Researchers at Google DeepMind have unveiled their latest artificial intelligence tool and claimed it will help scientists identify the genetic drivers of disease and ultimately pave the way for new treatments.
AlphaGenome predicts how mutations interfere with the way genes are controlled, changing when they are switched on, in which cells of the body, and whether their biological volume controls are set to high or low.
Most common diseases that run in families, including heart disease and autoimmune disorders, as well as mental health problems, have been linked to mutations that affect gene regulation, as have many cancers, but identifying which genetic glitches are to blame is far from straightforward.
“We see AlphaGenome as a tool for understanding what the functional elements in the genome do, which we hope will accelerate our fundamental understanding of the code of life,” Natasha Latysheva, a DeepMind researcher, told a press briefing on the work.
The human genome runs to 3bn pairs of letters – the Gs, Ts, Cs and As that comprise the DNA code. About 2% of the genome tells cells how to make proteins, the building blocks of life. The rest orchestrates gene activity, carrying the crucial instructions that dictate where, when and how much individual genes are switched on.
The researchers trained AlphaGenome on public databases of human and mouse genetics, enabling it to learn connections between mutations in specific tissues and their impact on gene regulation. The AI can analyse up to 1m letters of DNA code at once and predict how mutations will affect different biological processes.
The DeepMind team believes the tool will help scientists map out which strands of genetic code are most essential for the development of particular tissues, such as nerve and liver cells, and pinpoint the most important mutations for driving cancer and other diseases. It could also underpin new gene therapies by allowing researchers to design entirely new DNA sequences – for example, to switch on a certain gene in nerve cells but not in muscle cells.
Carl de Boer, a researcher at the University of British Columbia in Canada, who was not involved in the work, said: “AlphaGenome can identify whether mutations affect genome regulation, which genes are impacted and how, and in what cell types. A drug could then be developed to counteract this effect.

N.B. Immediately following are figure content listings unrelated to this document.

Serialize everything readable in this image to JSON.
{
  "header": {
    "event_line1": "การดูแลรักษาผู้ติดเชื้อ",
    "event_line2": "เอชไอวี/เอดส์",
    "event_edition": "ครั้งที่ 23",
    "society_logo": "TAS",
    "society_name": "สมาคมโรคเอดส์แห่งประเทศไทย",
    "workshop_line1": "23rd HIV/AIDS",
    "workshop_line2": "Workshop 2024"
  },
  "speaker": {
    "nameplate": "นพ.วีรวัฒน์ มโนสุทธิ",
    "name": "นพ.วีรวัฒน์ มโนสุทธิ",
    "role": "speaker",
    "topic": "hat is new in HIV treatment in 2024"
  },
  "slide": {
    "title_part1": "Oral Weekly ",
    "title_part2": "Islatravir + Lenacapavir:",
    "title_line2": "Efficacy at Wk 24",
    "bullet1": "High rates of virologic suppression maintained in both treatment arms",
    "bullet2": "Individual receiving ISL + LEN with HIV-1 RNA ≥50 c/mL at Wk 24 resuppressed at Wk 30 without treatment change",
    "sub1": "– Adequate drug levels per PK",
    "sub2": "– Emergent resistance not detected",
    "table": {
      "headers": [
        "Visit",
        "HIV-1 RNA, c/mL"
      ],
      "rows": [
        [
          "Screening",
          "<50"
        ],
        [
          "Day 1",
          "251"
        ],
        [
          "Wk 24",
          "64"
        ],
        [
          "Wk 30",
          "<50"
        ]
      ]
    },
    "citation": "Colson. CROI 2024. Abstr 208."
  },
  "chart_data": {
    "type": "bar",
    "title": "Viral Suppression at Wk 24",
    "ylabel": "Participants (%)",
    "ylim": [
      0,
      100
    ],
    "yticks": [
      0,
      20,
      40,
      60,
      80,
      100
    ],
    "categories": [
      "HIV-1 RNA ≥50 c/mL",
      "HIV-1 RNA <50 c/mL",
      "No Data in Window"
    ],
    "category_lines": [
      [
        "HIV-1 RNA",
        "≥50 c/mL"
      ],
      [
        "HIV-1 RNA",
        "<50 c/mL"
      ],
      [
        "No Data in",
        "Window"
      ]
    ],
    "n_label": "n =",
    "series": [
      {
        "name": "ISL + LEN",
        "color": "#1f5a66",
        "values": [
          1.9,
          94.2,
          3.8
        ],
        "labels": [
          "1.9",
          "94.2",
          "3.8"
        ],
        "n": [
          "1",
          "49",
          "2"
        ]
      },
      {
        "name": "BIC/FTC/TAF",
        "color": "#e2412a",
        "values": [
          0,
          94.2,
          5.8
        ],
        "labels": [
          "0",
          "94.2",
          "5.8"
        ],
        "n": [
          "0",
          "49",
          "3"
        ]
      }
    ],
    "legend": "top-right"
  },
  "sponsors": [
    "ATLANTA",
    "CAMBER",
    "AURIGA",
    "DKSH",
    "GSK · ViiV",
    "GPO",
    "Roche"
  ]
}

“Ultimately, our goal is to have models that are so good we don’t have to do an experiment to confirm their predictions. While AlphaGenome represents a significant innovation, achieving this goal will require continued work from the scientific community.”
Some scientists have already begun using AlphaGenome. Marc Mansour, a clinical professor of paediatric haemato-oncology at UCL, said it marked a “step change” in his work to find genetic drivers for cancer.
Gareth Hawkes, a statistical geneticist at the University of Exeter, said: “The non-coding genome is 98% of our 3bn base pair genome. We understand the 2% fairly well, but the fact that we’ve got AlphaGenome that can make predictions of what this other 2.94bn base pair region is doing is a big step forward for us.”